Since then, there have been helpful discussions with Ministers and officials, and I am grateful for those. The Government have continued to argue in favour of repeal. We have been told that the current sufficiency reports are unduly time-consuming and resource-consuming, and that their removal will allow greater flexibility for local authorities in how they assess their childcare markets. In essence, we have been told that simplifying the reporting procedure would allow local
authorities to get on with the real job of providing childcare. Of course, that sounds persuasive and no one, least of all me, wants to argue in favour of added and unnecessary bureaucracy. However, I feel that there is good reason to be sceptical here. The concern remains that, freed from their assessment duties, local authorities will give a lower priority to securing sufficient childcare and, indeed, allocate fewer resources to it exactly when we cannot afford for that to happen.
Your Lordships’ House does not need to be reminded by me that our childcare market is far from perfect. There are gaps in provision across the board—a point made abundantly clear when this House debated childcare on 9 January. Then, we heard, for example, about the Family and Childcare Trust’s Childcare Costs Survey 2013, which revealed that just 20% of local authorities believe that there is sufficient childcare in their area for children under two. Equally worrying is that only 9% of local authorities reported having sufficient childcare for parents working atypical hours, and that only 14% thought that they had enough for disabled children in their locality.

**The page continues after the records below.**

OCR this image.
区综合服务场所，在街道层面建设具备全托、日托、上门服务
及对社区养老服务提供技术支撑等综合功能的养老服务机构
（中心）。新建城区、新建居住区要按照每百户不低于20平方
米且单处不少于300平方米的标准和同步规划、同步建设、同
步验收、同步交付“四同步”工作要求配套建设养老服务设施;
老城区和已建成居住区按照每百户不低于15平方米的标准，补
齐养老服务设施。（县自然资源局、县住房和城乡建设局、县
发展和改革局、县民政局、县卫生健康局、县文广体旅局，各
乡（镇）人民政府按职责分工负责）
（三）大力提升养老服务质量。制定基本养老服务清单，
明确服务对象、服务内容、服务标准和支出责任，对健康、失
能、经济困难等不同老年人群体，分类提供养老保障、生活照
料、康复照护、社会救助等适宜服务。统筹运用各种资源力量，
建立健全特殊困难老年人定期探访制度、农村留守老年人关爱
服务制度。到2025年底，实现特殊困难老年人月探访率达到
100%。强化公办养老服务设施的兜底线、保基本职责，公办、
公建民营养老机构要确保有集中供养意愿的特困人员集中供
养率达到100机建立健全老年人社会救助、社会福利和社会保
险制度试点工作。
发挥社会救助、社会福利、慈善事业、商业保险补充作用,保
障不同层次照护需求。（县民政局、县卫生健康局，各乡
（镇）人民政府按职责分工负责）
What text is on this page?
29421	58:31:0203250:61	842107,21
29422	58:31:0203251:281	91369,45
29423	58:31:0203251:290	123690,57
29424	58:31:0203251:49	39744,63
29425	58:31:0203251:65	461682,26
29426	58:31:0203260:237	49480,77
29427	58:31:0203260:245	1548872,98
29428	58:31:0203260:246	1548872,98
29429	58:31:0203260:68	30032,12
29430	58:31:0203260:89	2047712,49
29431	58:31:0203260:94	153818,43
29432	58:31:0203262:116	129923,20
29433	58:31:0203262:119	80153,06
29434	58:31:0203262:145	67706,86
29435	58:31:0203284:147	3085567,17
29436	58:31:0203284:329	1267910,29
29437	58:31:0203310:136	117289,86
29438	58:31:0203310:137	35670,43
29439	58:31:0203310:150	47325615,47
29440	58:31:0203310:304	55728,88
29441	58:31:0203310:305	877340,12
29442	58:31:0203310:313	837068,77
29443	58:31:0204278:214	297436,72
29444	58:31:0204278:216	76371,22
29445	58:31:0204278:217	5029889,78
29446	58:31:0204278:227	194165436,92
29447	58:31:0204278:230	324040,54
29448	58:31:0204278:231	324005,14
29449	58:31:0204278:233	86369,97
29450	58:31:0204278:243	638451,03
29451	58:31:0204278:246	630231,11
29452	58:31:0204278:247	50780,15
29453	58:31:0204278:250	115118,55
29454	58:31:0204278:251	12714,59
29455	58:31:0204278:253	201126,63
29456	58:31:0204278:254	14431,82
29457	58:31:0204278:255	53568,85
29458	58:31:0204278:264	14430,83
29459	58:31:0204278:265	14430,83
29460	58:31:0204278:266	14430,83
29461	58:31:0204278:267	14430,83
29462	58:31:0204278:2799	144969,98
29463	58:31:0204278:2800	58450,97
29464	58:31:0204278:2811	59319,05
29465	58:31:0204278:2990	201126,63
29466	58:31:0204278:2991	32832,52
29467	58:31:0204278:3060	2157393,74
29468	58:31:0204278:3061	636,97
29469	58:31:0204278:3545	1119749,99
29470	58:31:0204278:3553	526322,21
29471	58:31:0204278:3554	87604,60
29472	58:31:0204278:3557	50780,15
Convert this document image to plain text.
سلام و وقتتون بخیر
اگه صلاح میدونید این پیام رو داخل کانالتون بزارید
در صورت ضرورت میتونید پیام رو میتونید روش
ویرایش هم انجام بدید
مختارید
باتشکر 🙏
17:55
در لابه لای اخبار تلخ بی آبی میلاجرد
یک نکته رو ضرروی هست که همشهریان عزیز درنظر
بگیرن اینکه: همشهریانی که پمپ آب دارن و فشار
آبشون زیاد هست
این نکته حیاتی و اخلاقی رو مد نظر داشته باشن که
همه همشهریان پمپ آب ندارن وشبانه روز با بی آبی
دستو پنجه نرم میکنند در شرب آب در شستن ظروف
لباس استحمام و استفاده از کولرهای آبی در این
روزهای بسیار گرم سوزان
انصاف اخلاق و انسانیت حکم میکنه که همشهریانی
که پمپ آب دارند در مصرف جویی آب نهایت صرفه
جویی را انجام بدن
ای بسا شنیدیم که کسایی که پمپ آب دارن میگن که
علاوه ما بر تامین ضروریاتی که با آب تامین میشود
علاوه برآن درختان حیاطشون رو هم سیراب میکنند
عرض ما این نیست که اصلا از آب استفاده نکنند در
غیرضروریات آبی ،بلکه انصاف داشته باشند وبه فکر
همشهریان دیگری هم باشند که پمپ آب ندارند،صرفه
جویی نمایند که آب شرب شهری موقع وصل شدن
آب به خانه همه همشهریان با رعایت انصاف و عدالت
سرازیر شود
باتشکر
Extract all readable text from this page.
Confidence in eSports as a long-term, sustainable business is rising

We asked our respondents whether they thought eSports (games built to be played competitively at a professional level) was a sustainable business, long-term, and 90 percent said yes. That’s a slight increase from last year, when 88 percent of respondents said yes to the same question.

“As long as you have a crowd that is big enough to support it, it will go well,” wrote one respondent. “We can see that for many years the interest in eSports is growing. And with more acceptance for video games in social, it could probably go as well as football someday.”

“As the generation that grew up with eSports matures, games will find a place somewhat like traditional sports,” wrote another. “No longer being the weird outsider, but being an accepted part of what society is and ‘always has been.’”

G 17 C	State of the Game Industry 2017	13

To allay those concerns, my amendment proposes a review within four years, and this seems to me a good way forward. I feel that the advantage of a review should be clear. First, it would allow the Government to establish concretely the impact of repealing Section 11, most pertinently how the ability of local authorities to understand long-term trends in childcare and secure sufficient childcare for working parents has been affected. The definition of “sufficient” is broad here: it refers not just to the quantity of childcare places but to the adequacy and availability of provision for older children, children with special needs or disabilities and those whose parents who do not work conventional hours.
Moreover, in my book, “sufficiency” also includes quality, so any review should also seek to determine whether and how the quality of childcare provision has been affected. I am sure the Minister will agree that it will be important to have a detailed understanding of the childcare market at a time when the Government, very much to their credit, are increasing the number of free hours of entitlement for two year-olds. Finally, should any failings be uncovered by the review, we will be well placed to take timely action, whether this involves strengthening the statutory guidance or returning to legislation.
To conclude, naturally it is my hope that neither the quantity of childcare nor its quality will be affected if Section 11 is repealed. The measure we are proposing here is simply a safeguard—an opportunity to ensure that our legislative actions do not have unintended consequences. Finally, it would provide the desired reassurance that the Government’s commitment to childcare remains undimmed.
It is a modest amendment and I hope that the Minister feels able to accept it. I beg to move.